Chaque jour, Michel Jacob parcourt à pied une quinzaine de kilomètres à la recherche de graffitis à enlever. Il est «repéreur» pour le compte de la Corporation de développement urbain du Faubourg Saint-Laurent. Quotidiennement, il prend environ 70 photos de graffitis ou de tags dans le périmètre des rues Atwater, Frontenac, Sherbrooke et du Fleuve.
Ses photos vont dans un rapport que doit signer le propriétaire de l’édifice tagué. Selon la surface, on fait ensuite appel au nettoyage chimique ou au masquage-peinture. Ces contrats offerts par la Ville à des contacteurs privés coûtent cher.
Chers à effacer
Le tag éliminé, hier, par le maire Tremblay n’a nécessité environ qu’une demi-bonbonne de peinture (5 $) au tagueur, mais coûtera près de 170 $ à effacer (6 $ le m2). «Dès la fin de semaine prochaine, un nouveau réapparaîtra», prédit M. Chow, qui possède le restaurant juste à côté.

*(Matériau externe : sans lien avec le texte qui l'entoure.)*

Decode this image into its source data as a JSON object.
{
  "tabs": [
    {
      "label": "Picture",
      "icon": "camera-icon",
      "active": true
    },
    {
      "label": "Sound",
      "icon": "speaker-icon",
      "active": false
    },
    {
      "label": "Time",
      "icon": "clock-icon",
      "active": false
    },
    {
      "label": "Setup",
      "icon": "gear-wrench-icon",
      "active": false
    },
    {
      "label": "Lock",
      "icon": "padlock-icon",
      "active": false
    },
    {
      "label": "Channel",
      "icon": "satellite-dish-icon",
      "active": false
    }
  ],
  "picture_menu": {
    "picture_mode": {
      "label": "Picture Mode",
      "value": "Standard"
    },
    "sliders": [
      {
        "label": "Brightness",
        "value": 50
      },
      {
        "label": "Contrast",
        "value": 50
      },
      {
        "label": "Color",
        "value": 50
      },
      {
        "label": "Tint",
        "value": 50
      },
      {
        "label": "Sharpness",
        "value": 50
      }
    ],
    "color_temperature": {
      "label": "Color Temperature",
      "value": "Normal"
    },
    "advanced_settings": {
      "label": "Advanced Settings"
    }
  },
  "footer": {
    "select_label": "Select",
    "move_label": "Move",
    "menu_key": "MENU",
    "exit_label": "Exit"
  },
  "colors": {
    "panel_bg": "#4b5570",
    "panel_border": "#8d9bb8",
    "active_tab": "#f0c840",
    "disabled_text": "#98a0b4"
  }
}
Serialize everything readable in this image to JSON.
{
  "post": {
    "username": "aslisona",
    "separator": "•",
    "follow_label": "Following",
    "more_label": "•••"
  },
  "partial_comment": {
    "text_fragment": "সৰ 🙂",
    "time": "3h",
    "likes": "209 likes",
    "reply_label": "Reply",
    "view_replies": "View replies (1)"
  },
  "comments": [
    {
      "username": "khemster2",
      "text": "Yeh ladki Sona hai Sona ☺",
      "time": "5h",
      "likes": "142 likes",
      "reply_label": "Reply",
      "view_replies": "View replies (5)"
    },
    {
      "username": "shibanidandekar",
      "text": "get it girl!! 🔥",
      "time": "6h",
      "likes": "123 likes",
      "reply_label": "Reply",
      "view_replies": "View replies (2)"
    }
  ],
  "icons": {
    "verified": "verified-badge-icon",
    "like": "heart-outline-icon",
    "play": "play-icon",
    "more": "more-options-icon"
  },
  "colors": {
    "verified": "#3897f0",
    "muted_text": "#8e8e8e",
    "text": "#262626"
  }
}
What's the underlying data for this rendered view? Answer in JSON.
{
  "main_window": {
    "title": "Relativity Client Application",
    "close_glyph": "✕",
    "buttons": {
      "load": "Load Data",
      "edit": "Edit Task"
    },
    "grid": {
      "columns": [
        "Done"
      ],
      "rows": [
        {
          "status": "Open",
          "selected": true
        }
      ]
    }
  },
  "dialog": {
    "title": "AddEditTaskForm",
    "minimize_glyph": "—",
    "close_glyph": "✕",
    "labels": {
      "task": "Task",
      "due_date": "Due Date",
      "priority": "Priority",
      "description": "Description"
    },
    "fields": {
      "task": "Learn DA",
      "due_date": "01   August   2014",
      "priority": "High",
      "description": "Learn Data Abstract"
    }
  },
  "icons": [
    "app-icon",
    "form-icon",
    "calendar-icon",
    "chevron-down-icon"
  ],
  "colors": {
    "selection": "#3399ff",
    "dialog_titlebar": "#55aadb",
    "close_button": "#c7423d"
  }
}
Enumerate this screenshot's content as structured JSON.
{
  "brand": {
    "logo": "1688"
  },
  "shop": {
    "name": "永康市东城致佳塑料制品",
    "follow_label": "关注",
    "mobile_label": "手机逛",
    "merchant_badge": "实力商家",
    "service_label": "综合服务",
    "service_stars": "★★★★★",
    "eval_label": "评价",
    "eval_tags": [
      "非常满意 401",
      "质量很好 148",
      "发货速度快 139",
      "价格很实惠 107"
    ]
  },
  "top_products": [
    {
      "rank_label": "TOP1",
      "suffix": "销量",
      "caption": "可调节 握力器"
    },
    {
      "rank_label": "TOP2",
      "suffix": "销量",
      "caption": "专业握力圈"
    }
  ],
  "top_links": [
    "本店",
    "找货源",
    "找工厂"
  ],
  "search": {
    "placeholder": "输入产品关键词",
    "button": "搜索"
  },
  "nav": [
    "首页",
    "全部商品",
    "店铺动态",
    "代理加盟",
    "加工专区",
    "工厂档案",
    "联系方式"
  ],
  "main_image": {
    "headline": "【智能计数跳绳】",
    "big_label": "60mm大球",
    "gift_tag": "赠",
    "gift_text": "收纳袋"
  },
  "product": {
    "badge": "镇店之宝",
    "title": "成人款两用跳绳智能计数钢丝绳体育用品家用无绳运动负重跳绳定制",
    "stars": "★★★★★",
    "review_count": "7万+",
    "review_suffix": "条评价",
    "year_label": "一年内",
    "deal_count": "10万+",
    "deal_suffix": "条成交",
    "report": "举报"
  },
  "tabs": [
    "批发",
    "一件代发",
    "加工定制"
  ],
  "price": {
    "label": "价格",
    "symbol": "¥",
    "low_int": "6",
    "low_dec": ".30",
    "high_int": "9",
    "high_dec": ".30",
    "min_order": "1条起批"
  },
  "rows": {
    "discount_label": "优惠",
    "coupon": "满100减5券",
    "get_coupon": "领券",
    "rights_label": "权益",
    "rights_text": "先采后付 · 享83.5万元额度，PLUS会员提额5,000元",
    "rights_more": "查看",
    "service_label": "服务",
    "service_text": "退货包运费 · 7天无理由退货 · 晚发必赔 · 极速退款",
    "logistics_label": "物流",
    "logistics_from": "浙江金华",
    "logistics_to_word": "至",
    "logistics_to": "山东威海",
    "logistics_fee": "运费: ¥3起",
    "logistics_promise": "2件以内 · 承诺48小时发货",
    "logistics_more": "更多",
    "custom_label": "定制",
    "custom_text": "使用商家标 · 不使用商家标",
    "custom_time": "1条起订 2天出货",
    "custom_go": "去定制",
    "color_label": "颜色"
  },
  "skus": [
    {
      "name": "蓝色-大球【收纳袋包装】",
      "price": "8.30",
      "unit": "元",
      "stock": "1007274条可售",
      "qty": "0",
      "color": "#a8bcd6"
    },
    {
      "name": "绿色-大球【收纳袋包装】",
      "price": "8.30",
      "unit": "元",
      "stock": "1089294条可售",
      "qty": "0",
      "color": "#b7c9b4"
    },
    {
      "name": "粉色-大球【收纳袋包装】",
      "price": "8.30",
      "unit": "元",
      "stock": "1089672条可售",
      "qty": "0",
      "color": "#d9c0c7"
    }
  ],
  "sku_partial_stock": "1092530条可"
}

Pour tenter d’endiguer le phénomène, la Ville compte à la fois sur la prévention, en commandant de grandes murales à des groupes de jeunes graffiteurs, mais aussi sur la répression. «Chaque année, on arrête une centaine de contrevenants», indique Alain Simoneau, commandant du Poste de quartier 21.
Le SPVM dispose même d’une employée qui analyse à temps plein les différents graffitis pour tenter de dresser le pattern des graffiteurs illégaux. Récemment, ils ont pincé Earnie, un graffiteur bien connu de Toronto, mais n’ont pas encore résolu l’énigme posée par Pacer et 3-7-4. S’ils se font pincer, ceux-ci risquent jusqu’à 1 000 $ d’amende.